Глаза у «старой» Наташи оказались серые, чистые. Наверное, Александра не замечала прежде их цвет, потому что они были тусклыми, а теперь сияли. Значит, у них с Папиковым действительно роман. Вот это новость! И, оказывается, Наташа совсем не дурнушка, и фигурой ее бог не обидел, и цветом лица, и голос у нее приятный, и в каждом движении столько женственности… Конечно, Александра с детства слышала, что «любви все возрасты покорны», но никогда не задумывалась, что это не поэтическая вольность, а практика повседневной человеческой жизни. Пятидесятилетний Папиков и сорокалетняя Наташа были для нее в смысле возможной между ними любви, что называется, вне подозрений, а выходит, что все не так, что они старики только в ее, Александрином, восприятии. «Чудны дела твои, Господи, какая же я зашоренная дура!» Тогда Александре было двадцать шесть лет, и она казалась себе очень немолодой. А в пятьдесят вдруг открылось, что сорок – молодость, а двадцать пять – юность, в пятьдесят она стала присматриваться к шестидесяти, а в шестьдесят примерять на себя семьдесят… Оказывается, человек так устроен, что привыкает жить, втягивается… Как сказано у Есенина: «…к тридцати годам перебесясь, всё сильней, прожженные калеки, с жизнью мы удерживаем связь».

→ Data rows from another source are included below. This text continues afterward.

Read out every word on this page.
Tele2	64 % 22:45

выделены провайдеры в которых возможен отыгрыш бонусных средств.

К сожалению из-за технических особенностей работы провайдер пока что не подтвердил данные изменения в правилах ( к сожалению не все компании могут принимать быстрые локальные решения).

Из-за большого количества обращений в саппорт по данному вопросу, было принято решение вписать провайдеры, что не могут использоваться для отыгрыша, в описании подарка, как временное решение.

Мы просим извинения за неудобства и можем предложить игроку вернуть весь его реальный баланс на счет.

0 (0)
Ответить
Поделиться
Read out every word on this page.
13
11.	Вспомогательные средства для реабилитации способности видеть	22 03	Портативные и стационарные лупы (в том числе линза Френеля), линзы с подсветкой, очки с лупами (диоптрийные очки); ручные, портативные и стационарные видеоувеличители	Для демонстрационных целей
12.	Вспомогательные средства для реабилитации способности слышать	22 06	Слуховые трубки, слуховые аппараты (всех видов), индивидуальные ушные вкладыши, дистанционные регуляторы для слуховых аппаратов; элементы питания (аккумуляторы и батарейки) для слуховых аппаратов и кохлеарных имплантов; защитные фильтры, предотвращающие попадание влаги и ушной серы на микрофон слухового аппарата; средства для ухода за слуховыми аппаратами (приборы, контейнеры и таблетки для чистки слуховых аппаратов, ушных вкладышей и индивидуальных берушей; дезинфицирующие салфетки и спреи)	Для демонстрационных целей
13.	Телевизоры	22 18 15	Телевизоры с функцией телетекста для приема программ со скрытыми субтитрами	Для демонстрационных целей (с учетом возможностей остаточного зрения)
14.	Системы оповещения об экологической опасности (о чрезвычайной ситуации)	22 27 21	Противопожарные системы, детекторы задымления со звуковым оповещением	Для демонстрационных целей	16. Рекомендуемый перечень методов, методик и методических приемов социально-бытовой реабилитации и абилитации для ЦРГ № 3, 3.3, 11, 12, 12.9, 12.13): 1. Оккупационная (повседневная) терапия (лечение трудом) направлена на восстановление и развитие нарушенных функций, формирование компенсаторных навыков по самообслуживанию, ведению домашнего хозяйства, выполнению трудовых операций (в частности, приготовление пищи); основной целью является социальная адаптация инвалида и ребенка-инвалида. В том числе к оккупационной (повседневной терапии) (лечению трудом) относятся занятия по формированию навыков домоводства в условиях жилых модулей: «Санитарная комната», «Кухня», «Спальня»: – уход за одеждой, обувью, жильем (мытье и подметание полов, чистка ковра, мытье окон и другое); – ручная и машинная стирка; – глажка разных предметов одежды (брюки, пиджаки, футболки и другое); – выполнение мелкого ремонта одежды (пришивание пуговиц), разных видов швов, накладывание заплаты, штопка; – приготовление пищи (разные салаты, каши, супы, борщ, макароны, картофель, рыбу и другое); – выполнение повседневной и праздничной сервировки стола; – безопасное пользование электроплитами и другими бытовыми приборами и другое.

В госпитале была всего одна женская палата, и располагалась она за кабинетом начальника госпиталя, напротив двери которого у голубой тумбочки всегда стоял дневальный. Женскую палату запрятали за таким кордоном специально, чтобы около выздоравливающих женщин не толклись ходячие из мужских палат. Помимо Александры, в просторной чистой комнате с большим трехстворчатым окном и тщательно выбеленными стенами лежали еще четыре молодые, незамужние женщины. Впрочем, одна была почти замужняя – генеральская фронтовая жена, звали почти жену Ниной, она была черноглазая жгучая брюнетка, с очень короткой стрижкой, отчего особенно выдавалась ее высокая и красивая шея. «А у меня, девчонки, в шейном отделе на один позвонок больше, чем полагается, от этого она такая длинная, в детстве меня дразнили гусыней, а подросла – стала лебедем», – смеялась яркая Нина. Да, она была именно яркая женщина: тонкие черты лица, красиво очерченные губы, тонкая талия при высокой груди, чистая белая кожа, очень нежная, такую обычно называют «королевская», и при всем этом добрый, веселый нрав, можно сказать, бесшабашный. Обычно она и заводила всех на хохот. Все пятеро смеялись, чуть не беспрерывно, по любому пустяку, хотя у самой Нины было прооперировано левое легкое и смеяться ей удавалось с трудом. Нинин генерал ежедневно присылал что-нибудь сладенькое или фрукты. Сладенькое было из американских пайков, например горький шоколад для полярников и летчиков дальней авиации. А откуда он брал зимой фрукты, одному богу известно, но, значит, были для кого-то и фрукты… Нина делила все поровну, сначала соседки отказывались, а потом привыкли и брали свою долю как должное.